In one participating district, the partnership created school-based access to vision and dental care for students. Among students participating in vision screenings, 60 percent needed and received eye glasses, and among students identified as needing restorative dental care, 85 percent completed the necessary treatment. That district has seen behavior referrals decrease by 72 percent, detentions by 87 percent, suspensions by 79 percent and expulsions by 100 percent. Students also experienced English and math gains across all grades (K-8) during this time.
In California’s Alameda County, the Oakland Unified School District began to implement a community school approach in 2012, which includes health and wellness, expanded learning opportunities, and family engagement. A Stanford report found that students in Oakland’s community schools are more likely to participate in out-of-school time programs, which in turn has a positive impact on school attendance. The Alameda County Center for Healthy Schools and Communities, which has invested in over 23 school-based health centers, has found that the clinics improved students’ access to health care and was associated with improved behavioral health and perceived positive effects on students’ academic outcomes.
We need to take a holistic approach to eliminating the barriers preventing children from coming to school and being attentive when they get there; food security, health, mental health, social support, housing stability, and a sense of safety all contribute to or limit a child’s ability to thrive.
But schools can’t solve these problems by themselves.
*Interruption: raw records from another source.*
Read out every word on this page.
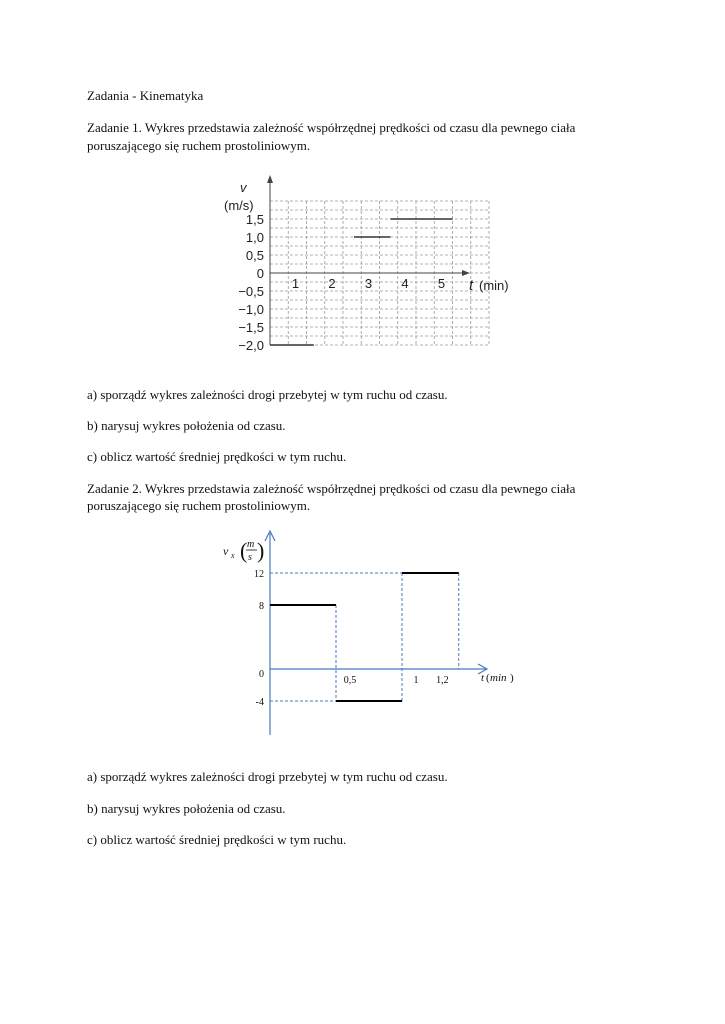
Zadania - Kinematyka

Zadanie 1. Wykres przedstawia zależność współrzędnej prędkości od czasu dla pewnego ciała

poruszającego się ruchem prostoliniowym.

1,5
1,0
0,5
0
−0,5
−1,0
−1,5
−2,0
1 2 3 4 5
v
(m/s)
t (min)

a) sporządź wykres zależności drogi przebytej w tym ruchu od czasu.

b) narysuj wykres położenia od czasu.

c) oblicz wartość średniej prędkości w tym ruchu.

Zadanie 2. Wykres przedstawia zależność współrzędnej prędkości od czasu dla pewnego ciała

poruszającego się ruchem prostoliniowym.

12
8
0
-4
0,5	1 1,2
v x ( m
s )
t ( min )

a) sporządź wykres zależności drogi przebytej w tym ruchu od czasu.

b) narysuj wykres położenia od czasu.

c) oblicz wartość średniej prędkości w tym ruchu.
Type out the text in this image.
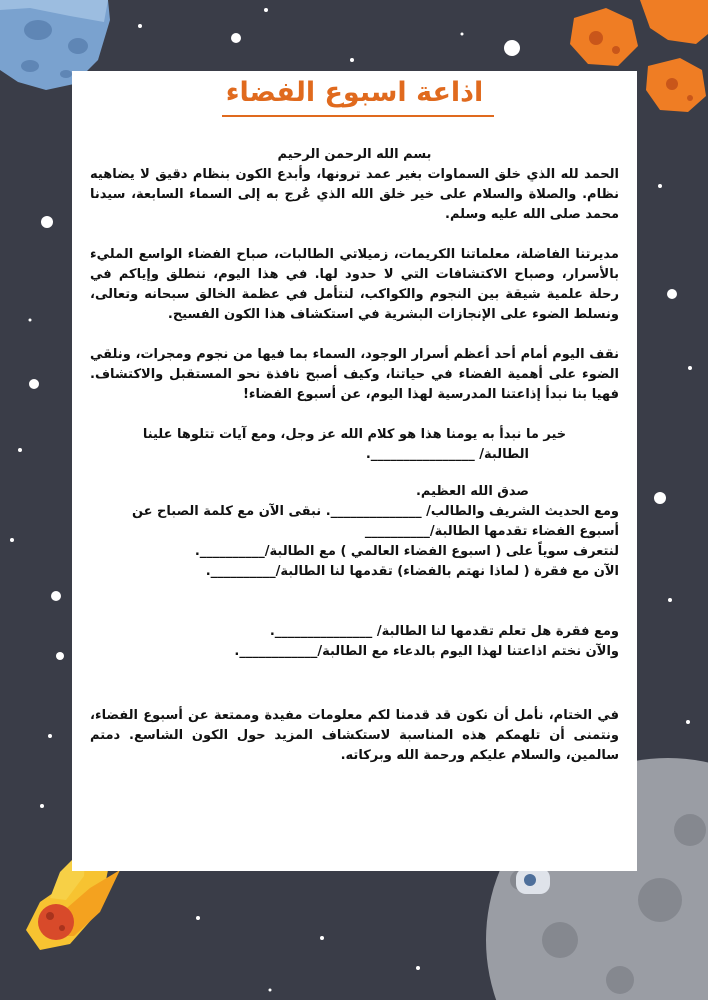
اذاعة اسبوع الفضاء

بسم الله الرحمن الرحيم

الحمد لله الذي خلق السماوات بغير عمد ترونها، وأبدع الكون بنظام دقيق لا يضاهيه نظام. والصلاة والسلام على خير خلق الله الذي عُرج به إلى السماء السابعة، سيدنا محمد صلى الله عليه وسلم.

مديرتنا الفاضلة، معلماتنا الكريمات، زميلاتي الطالبات، صباح الفضاء الواسع المليء بالأسرار، وصباح الاكتشافات التي لا حدود لها. في هذا اليوم، ننطلق وإياكم في رحلة علمية شيقة بين النجوم والكواكب، لنتأمل في عظمة الخالق سبحانه وتعالى، ونسلط الضوء على الإنجازات البشرية في استكشاف هذا الكون الفسيح.

نقف اليوم أمام أحد أعظم أسرار الوجود، السماء بما فيها من نجوم ومجرات، ونلقي الضوء على أهمية الفضاء في حياتنا، وكيف أصبح نافذة نحو المستقبل والاكتشاف. فهيا بنا نبدأ إذاعتنا المدرسية لهذا اليوم، عن أسبوع الفضاء!

خير ما نبدأ به يومنا هذا هو كلام الله عز وجل، ومع آيات تتلوها علينا

الطالبة/ ________________.

صدق الله العظيم.

ومع الحديث الشريف والطالب/ ______________. نبقى الآن مع كلمة الصباح عن

أسبوع الفضاء تقدمها الطالبة/__________

لنتعرف سوياً على ( اسبوع الفضاء العالمي ) مع الطالبة/__________.

الآن مع فقرة ( لماذا نهتم بالفضاء) تقدمها لنا الطالبة/__________.

ومع فقرة هل تعلم تقدمها لنا الطالبة/ _______________.

والآن نختم اذاعتنا لهذا اليوم بالدعاء مع الطالبة/____________.

في الختام، نأمل أن نكون قد قدمنا لكم معلومات مفيدة وممتعة عن أسبوع الفضاء، ونتمنى أن تلهمكم هذه المناسبة لاستكشاف المزيد حول الكون الشاسع. دمتم سالمين، والسلام عليكم ورحمة الله وبركاته.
Communities must step forward to create systems of opportunity and support in which teachers, upon identifying a nonschool problem in the life of a child, can pick up a telephone and connect with someone in the community who can actually do something about the issue.
We need more “connective tissue” between our schools and our family-serving organizations, so family support is not so fragmented, disarrayed, and difficult to access. Service silos don’t work.
What we really need is a new social compact between our communities and our families, one that guarantees all children — and all means all — can expect to receive the supports and opportunities they need to go to school each-and-every-day fully ready to learn.
More than half of U.S. students are now economically disadvantaged, many of them living in deep poverty. At the same time, students of color are now a majority of the children in U.S. public schools. These students are disproportionately afflicted by challenges outside of school and to date, we haven’t been very successful in educating high proportions of these students to proficiency.
It is vital to bear in mind that their success will determine our success as a country, an economy, and a democracy.